Autor: Natasha A. Jain, Nicole Gormley, Minoo Battiwalla, Jeffrey K. Klotz, Christopher S. Hourigan, Priyanka A. Pophali, Austin John Barrett, Bipin N. Savani, Sawa Ito, Kamna Chawla, Eleftheria Koklanaris
Jazyk: angličtina
Předmět:
Zdroj: Biology of Blood and Marrow Transplantation. (2):209-213
ISSN: 1083-8791
DOI: 10.1016/j.bbmt.2013.10.025
Popis: Both early- and late-onset noninfectious pulmonary injury are important contributors to the nonrelapse mortality seen after allogeneic stem cell transplantation (allo-SCT), particularly in subjects conditioned with high-dose total body irradiation (TBI).

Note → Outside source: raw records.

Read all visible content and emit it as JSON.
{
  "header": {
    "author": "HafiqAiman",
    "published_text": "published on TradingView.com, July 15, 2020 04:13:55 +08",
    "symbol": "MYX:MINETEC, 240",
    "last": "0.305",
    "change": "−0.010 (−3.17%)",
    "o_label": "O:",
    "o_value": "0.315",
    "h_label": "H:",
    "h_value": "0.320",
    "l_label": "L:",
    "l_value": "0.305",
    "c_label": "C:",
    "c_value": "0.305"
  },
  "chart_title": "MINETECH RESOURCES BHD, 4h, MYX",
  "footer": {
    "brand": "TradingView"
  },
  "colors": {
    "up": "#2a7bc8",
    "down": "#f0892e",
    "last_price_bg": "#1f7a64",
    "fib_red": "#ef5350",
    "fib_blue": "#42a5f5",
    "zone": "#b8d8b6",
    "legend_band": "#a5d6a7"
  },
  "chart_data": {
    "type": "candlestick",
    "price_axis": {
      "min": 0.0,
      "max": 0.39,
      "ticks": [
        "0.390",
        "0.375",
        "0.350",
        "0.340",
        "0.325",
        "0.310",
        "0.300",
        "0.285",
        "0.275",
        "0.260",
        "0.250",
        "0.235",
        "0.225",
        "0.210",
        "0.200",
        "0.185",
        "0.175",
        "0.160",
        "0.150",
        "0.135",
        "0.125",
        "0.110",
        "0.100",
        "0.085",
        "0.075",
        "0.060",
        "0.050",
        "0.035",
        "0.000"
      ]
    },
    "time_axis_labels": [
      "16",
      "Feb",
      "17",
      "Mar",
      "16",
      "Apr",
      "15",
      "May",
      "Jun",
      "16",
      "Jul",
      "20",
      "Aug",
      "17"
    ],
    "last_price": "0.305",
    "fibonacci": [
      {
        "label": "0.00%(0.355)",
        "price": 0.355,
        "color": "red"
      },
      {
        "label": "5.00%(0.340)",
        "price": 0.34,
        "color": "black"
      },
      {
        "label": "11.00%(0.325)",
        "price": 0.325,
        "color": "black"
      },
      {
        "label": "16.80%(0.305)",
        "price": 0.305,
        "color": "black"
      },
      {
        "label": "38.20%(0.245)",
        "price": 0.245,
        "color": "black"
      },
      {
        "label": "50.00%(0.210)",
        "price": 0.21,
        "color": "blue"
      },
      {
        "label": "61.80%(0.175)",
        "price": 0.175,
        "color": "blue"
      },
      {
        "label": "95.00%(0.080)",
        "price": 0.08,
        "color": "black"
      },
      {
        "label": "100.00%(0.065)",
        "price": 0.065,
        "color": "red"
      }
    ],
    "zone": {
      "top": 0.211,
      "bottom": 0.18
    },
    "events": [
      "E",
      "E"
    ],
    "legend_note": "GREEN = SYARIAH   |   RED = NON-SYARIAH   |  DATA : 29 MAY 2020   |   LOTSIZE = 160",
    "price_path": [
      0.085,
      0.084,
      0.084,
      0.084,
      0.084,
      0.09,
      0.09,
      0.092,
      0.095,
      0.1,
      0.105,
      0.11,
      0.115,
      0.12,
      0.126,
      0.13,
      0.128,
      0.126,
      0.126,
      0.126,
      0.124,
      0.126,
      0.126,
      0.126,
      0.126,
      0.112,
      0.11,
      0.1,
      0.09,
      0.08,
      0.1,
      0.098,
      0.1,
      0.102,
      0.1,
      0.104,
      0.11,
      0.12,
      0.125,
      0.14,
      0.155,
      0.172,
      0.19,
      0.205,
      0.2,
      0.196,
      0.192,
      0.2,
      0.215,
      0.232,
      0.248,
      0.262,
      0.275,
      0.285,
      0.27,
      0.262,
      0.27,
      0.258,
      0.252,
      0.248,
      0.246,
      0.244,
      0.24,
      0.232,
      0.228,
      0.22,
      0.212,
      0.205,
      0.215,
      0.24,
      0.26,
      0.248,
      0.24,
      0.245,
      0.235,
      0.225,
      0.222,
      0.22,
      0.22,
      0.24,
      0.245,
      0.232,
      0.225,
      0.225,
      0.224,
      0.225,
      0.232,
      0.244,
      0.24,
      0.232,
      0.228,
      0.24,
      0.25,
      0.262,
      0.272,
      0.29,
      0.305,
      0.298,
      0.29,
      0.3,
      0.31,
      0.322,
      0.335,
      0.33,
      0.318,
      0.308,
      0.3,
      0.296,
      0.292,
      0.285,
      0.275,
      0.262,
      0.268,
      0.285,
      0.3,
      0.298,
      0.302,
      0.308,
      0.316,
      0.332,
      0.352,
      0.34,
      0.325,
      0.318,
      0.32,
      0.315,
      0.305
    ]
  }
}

To characterize the kinetics of recovery from pulmonary injury in long-term survivors, we collected data on 138 subjects who survived > 3 years (median survival, 10.2 years) after predominantly TBI-based allo-SCT from their HLA-matched siblings. Baseline pulmonary function tests served as the reference for subsequent measurements at 3, 5, 10, and 15 years for each survivor. The only parameter showing a clinically and statistically significant decline post-transplant was adjusted diffusion capacity of lung for carbon monoxide (DLCO), which reached a nadir at 5 years but surprisingly normalized at the 10-year mark. Multivariable modeling identified chronic graft-versus-host disease (P < .02) and abnormal baseline-adjusted DLCO (P < .03) as the only significant factors associated with the decline in adjusted DLCO at 5 years but excluded smoking, conditioning intensity, baseline C-reactive protein level, TBI dose to the lungs, disease, and demographic variables. In conclusion, pulmonary injury as monitored by the adjusted DLCO continues to deteriorate in the first 5 years after allo-SCT but recovers at 10 years.